Sure, coaches around the world still insist on putting their charges through practice drills focused on hitting as hard and deep from the baseline as possible. But with the success of Kerber and Halep, the importance of squash shots, slices and drop shots has resurfaced. And with players at all levels so accustomed to the power baseline style (and almost nothing else), even slight disruptions in rhythm through variety and finesse can reap rich rewards.

The year 2019 has hit peak variety at the Slams; it has seen a bit of everything. No longer shackled by the idea that you have to crush the ball from the baseline to win big, players with wildly different games have risen to the top and taken their rightful place in the hall of champions.

Osaka won the year’s first Slam with her controlled baseline aggression (as opposed to the all-out power of the previous year’s ball-bashing champions Muguruza and Jelena Ostapenko). At Roland Garros, Ashleigh Barty turned back the clock and defeated all comers with her old-school slice-and-dice game. At Wimbledon, Halep kept the counterpunchers’ flag flying high. And at the US Open, Andreescu borrowed a little from everyone’s style to create a glorious amalgamation of tricks.

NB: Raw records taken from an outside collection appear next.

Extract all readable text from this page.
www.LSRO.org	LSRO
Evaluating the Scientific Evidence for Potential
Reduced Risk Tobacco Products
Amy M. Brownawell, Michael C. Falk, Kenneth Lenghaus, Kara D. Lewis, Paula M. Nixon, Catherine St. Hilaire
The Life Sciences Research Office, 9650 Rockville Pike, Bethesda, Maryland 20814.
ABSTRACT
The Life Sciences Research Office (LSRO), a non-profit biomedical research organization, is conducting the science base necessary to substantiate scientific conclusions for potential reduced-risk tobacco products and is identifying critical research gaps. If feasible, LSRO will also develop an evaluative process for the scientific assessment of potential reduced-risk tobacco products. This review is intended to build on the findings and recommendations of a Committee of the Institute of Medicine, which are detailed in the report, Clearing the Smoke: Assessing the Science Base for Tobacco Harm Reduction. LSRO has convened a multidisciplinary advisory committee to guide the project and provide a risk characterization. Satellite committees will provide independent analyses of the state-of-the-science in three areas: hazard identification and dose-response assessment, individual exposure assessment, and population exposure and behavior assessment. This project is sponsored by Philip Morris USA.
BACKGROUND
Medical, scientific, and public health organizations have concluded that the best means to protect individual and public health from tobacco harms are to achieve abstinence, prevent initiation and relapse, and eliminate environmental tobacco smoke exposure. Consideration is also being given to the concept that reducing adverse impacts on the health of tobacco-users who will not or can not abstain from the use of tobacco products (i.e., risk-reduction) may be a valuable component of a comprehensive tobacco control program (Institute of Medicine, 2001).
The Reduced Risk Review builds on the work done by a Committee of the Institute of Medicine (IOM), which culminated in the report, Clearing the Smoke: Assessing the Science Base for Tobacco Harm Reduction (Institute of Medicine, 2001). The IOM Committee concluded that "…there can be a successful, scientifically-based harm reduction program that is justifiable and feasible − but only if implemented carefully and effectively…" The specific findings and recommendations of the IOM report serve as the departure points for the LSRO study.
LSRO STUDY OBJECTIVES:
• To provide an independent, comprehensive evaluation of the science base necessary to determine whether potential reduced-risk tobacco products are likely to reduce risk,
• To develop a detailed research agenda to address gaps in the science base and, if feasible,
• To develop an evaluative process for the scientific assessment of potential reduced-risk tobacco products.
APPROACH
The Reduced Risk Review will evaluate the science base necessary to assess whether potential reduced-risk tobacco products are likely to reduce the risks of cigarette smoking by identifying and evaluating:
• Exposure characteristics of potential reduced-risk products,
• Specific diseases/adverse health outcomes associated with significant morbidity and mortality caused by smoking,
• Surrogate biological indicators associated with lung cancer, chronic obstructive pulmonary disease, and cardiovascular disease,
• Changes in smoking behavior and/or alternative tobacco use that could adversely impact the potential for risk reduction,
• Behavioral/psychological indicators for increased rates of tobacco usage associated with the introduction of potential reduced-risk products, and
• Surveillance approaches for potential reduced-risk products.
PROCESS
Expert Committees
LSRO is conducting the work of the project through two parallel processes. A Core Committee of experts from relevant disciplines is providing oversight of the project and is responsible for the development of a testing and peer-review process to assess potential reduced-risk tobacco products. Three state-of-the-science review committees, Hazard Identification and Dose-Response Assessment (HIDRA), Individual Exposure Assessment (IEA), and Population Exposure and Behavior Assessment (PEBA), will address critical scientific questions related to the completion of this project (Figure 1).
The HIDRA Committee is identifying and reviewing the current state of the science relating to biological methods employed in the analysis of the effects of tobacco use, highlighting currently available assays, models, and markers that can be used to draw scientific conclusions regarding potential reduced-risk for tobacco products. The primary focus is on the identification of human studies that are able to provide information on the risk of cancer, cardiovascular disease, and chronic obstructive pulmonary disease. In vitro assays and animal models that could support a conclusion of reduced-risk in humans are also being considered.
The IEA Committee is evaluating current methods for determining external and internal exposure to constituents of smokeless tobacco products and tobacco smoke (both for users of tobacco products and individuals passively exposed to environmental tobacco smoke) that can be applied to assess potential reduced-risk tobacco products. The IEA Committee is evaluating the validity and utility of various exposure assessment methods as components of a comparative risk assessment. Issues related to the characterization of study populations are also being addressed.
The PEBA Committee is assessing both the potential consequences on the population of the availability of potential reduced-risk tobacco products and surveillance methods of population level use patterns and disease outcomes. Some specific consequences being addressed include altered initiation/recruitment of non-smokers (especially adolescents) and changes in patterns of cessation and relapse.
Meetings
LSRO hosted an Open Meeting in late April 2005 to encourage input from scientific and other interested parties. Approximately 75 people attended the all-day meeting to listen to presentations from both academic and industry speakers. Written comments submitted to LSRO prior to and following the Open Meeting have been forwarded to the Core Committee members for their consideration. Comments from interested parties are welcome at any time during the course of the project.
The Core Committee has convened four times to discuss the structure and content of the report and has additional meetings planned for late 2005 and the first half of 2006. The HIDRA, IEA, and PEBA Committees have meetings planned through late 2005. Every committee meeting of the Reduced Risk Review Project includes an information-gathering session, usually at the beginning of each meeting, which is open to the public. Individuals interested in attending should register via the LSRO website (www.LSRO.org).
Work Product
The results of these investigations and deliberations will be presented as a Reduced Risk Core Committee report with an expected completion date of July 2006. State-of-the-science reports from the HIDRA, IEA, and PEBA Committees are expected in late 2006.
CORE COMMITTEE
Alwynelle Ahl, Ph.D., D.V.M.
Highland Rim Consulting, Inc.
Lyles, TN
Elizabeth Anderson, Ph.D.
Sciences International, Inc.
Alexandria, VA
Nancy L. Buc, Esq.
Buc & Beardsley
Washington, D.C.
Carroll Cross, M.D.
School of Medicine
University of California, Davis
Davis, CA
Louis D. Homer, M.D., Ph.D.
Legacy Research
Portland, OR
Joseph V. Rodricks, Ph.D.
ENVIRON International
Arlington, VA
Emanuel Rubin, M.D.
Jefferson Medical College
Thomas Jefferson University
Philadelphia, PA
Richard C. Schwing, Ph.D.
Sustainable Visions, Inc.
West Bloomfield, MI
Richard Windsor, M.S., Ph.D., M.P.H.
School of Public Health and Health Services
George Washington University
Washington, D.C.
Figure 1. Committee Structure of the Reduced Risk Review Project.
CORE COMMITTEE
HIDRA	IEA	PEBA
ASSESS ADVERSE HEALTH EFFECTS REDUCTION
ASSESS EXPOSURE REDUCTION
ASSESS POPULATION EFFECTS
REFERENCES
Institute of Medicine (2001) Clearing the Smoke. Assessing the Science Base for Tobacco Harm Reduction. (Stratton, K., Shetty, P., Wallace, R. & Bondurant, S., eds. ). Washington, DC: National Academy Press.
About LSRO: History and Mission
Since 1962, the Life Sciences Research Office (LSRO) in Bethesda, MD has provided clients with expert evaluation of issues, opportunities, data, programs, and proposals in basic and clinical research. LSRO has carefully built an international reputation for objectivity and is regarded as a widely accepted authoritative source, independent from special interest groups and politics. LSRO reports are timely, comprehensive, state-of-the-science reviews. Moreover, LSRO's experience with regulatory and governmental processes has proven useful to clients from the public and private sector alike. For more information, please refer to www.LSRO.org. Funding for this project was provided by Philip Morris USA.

In a strange turn of events, this varied, all-encompassing group of elite female players is now accompanied by a depressingly homogeneous style on the men’s side. The Big 3 has been whittled down to the Big 2 at the Slams, which means there’s only one dominant trait among the men: Consistent and occasionally aggressive counterpunching. Nadal and Djokovic are ruling the roost at the Majors with their astoundingly agile baseline play, and the Spaniard’s win over a similarly consistent Daniil Medvedev in the US Open final was just the latest example of that.

Some might argue that this is just a temporary phenomenon or a coincidence, but one look at the upcoming youngsters on both tours is enough to dispel that notion. The 23-or-younger brigade among the women consists of the touch artist Marketa Vondrousova, the smooth-hitting Amanda Anisimova, the spin wizard Daria Kasatkina, the intelligently-athletic Coco Gauff, and the aforementioned Osaka and Andreescu. On the other hand, the promising men’s youngsters like Felix Auger-Aliassime, Borna Coric, Alexander Zverev and the new Slam finalist Medvedev all borrow from the Djokovic playbook of deep and heavy-hitting from the baseline. There are many different formulae for success on the women’s tour, but just one on the men’s.

If the last 10 years in tennis have taught us anything, it is that no trend lasts forever. Men’s tennis was more compelling and varied than women’s in the mid-2010s, but the opposite is true right now. Playing styles and patterns are constantly evolving; the apparent superiority of one tour over another can easily be reversed by the throwaway success of just one player at one Slam.

Andreescu’s win at this year’s US Open was thrilling and refreshing at the same time, and it has been that way for a while on the women’s tour. We can rest assured that there won’t be many voices against equal pay in the near future.